5. How does New Relic meet its obligations under GDPR?
New Relic has both a dedicated security and privacy team within our organisation who are passionate about delivering and maintaining a world class security/privacy program to ensure we are GDPR compliant.
- We will keep your data confidential: All of New Relic’s staff who have access to our customer’s data are committed to confidentiality as part of their terms of employment with New Relic.
- We keep your data safe and secure: At New Relic, the security of your data is of the utmost importance to us.

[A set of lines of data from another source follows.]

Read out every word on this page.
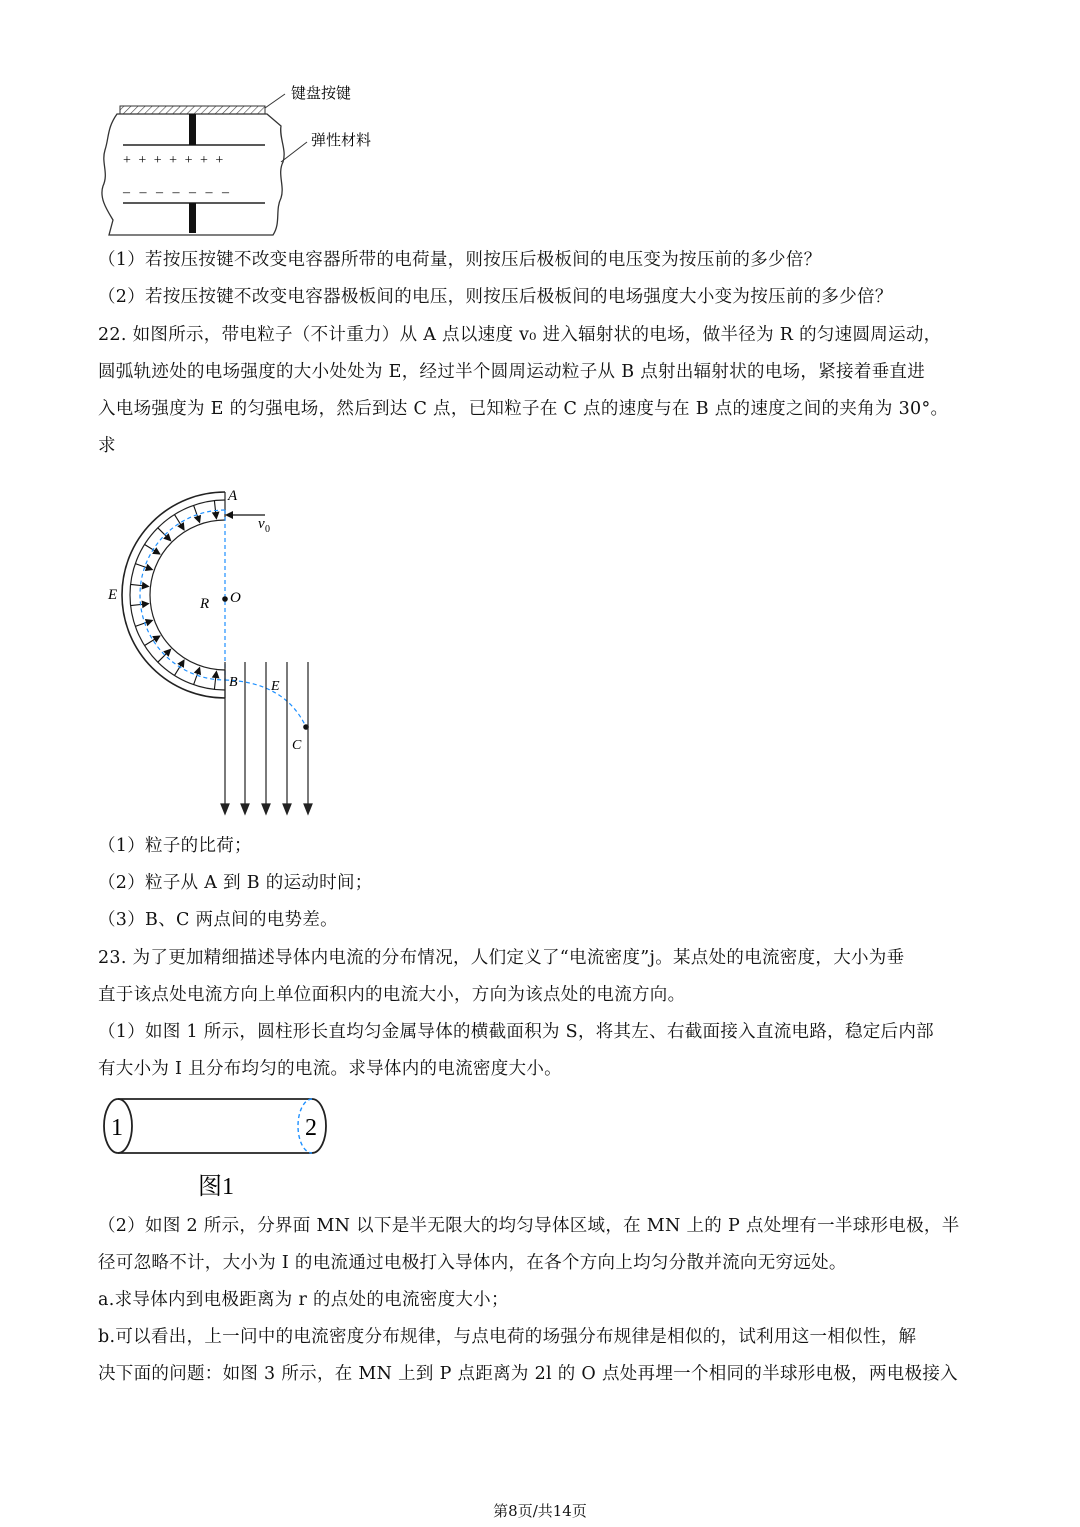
+ + + + + + +
– – – – – – –
键盘按键
弹性材料
（1）若按压按键不改变电容器所带的电荷量，则按压后极板间的电压变为按压前的多少倍？
（2）若按压按键不改变电容器极板间的电压，则按压后极板间的电场强度大小变为按压前的多少倍？
22. 如图所示，带电粒子（不计重力）从 A 点以速度 v₀ 进入辐射状的电场，做半径为 R 的匀速圆周运动，
圆弧轨迹处的电场强度的大小处处为 E，经过半个圆周运动粒子从 B 点射出辐射状的电场，紧接着垂直进
入电场强度为 E 的匀强电场，然后到达 C 点，已知粒子在 C 点的速度与在 B 点的速度之间的夹角为 30°。
求
A
v 0
E
R O
B E
C
（1）粒子的比荷；
（2）粒子从 A 到 B 的运动时间；
（3）B、C 两点间的电势差。
23. 为了更加精细描述导体内电流的分布情况，人们定义了“电流密度”j。某点处的电流密度，大小为垂
直于该点处电流方向上单位面积内的电流大小，方向为该点处的电流方向。
（1）如图 1 所示，圆柱形长直均匀金属导体的横截面积为 S，将其左、右截面接入直流电路，稳定后内部
有大小为 I 且分布均匀的电流。求导体内的电流密度大小。
1	2
图1
（2）如图 2 所示，分界面 MN 以下是半无限大的均匀导体区域，在 MN 上的 P 点处埋有一半球形电极，半
径可忽略不计，大小为 I 的电流通过电极打入导体内，在各个方向上均匀分散并流向无穷远处。
a.求导体内到电极距离为 r 的点处的电流密度大小；
b.可以看出，上一问中的电流密度分布规律，与点电荷的场强分布规律是相似的，试利用这一相似性，解
决下面的问题：如图 3 所示，在 MN 上到 P 点距离为 2l 的 O 点处再埋一个相同的半球形电极，两电极接入
第8页/共14页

Our information security team continues to ensure that we are in line with industry standards and best practices for all data processing.
- We have implemented robust technical and organisational measures to assist our customers in meeting their compliance needs: At New Relic we know that our customers are subject to compliance obligations under GDPR with regard to the fulfillment of data subject requests and data protection impact assessments. As your data processor, we are happy to assist so that you meet these obligations and we have devised our own internal technical and organisational policies and processes to enable us to do this efficiently and effectively.
- We will only use approved sub-processors: All of our sub-processors undergo rigorous security and privacy assessment from our security and privacy team and we will always provide you with advance notification when we want to add a new sub-processor. You can be assured that we conduct thorough due diligence prior to onboarding and that we ensure we have the appropriate contractual provisions in place. At all times New Relic remains liable for the acts of our sub-processors.
- We will assist you in the event of a data breach: If a data breach occurs at New Relic and your data is affected, we will notify you in time for you to meet your data breach notification to the supervisory authority and we will provide you with details of the breach in order for you to assess the impact it may have upon your organisation.
- We will provide you with the information you require so that you can satisfy yourself that you are choosing a GDPR compliant service provider: So that we may meet our obligations to you, we are happy to provide answers to information security and audit questionnaires that will confirm New Relic’s compliance with its obligations as a data processor.
6. How can I execute the New Relic DPA?
The New Relic online DPA is pre-signed by New Relic. Where a customer is signing New Relic’s online DPA, the customer may download the DPA from our website here and then sign and return the DPA to email@example.com. Please note that this process only applies to situations where the DPA is being signed in isolation. Where a customer signs the DPA as part of their agreement with New Relic, it will not need to follow this process or return it to firstname.lastname@example.org .
7. What is contained within the exhibits to the New Relic DPA?
- Exhibit 1 sets out the details of the processing undertaken by New Relic, including the types of data and data subjects.
- Exhibit 2 contains a link to the New Relic security documentation.
8. I would like to ask some questions that are not answered in this guide
For any additional information you require, you may contact your Account Executive who will be happy to assist you.
This information contained in this document does not provide legal advice. We recommend that you consult with your own legal counsel in order to obtain advice specific to your own unique situation and how you intend to use the New Relic services- remember a DPA is only necessary if you intend to send personal data for processing.